An inclusive mindset

Ronald Asiimwe says his impetus to come to study couple and family therapy,” he explains. “My main goal really was to be able to have the research and clinical skills to transform family and relationship dynamics back on the continent of Africa, starting with my home country, Uganda.”

After receiving his PhD in human development and family studies, with a specialization in couple and family therapy from Michigan State University, he joined the faculty of the Department of Family Social Science in CEHD as an assistant professor.

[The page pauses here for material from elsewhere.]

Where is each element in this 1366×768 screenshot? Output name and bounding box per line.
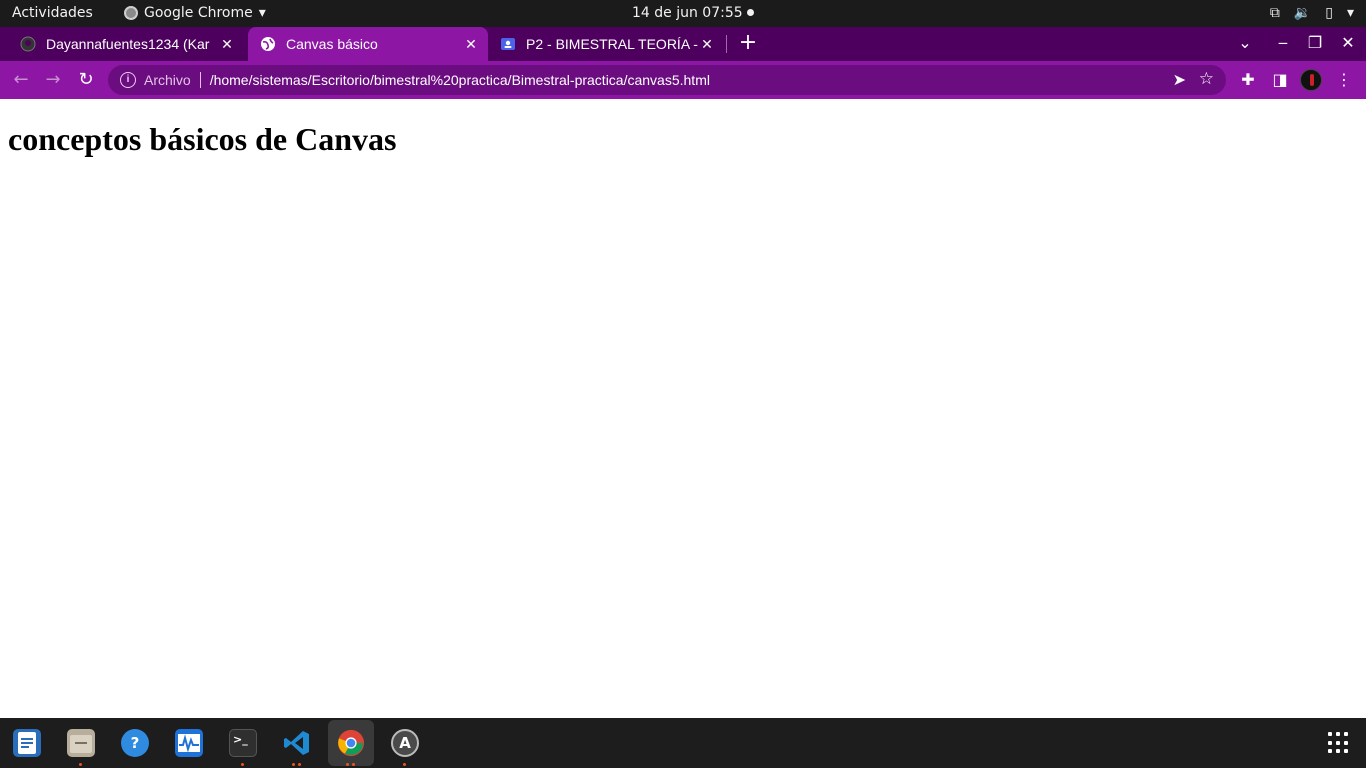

“Being an international faculty member has profoundly influenced how I teach and conduct research,” he says.
Asiimwe’s research focuses on understanding the mental and relational well-being of African families wherever they are.
“Here in Minnesota, I work with the African immigrant population and then over on the continent of Africa, in countries like Kenya and Uganda,” he says. “Most of these communities have endured generations of trauma stemming from various sources—war, organized violence, and poverty. My work really takes a multicultural perspective to explore how we can design culturally responsive solutions to help these families heal from trauma. Being an international faculty has helped me to see that culture shapes our perceptions of health and well-being.”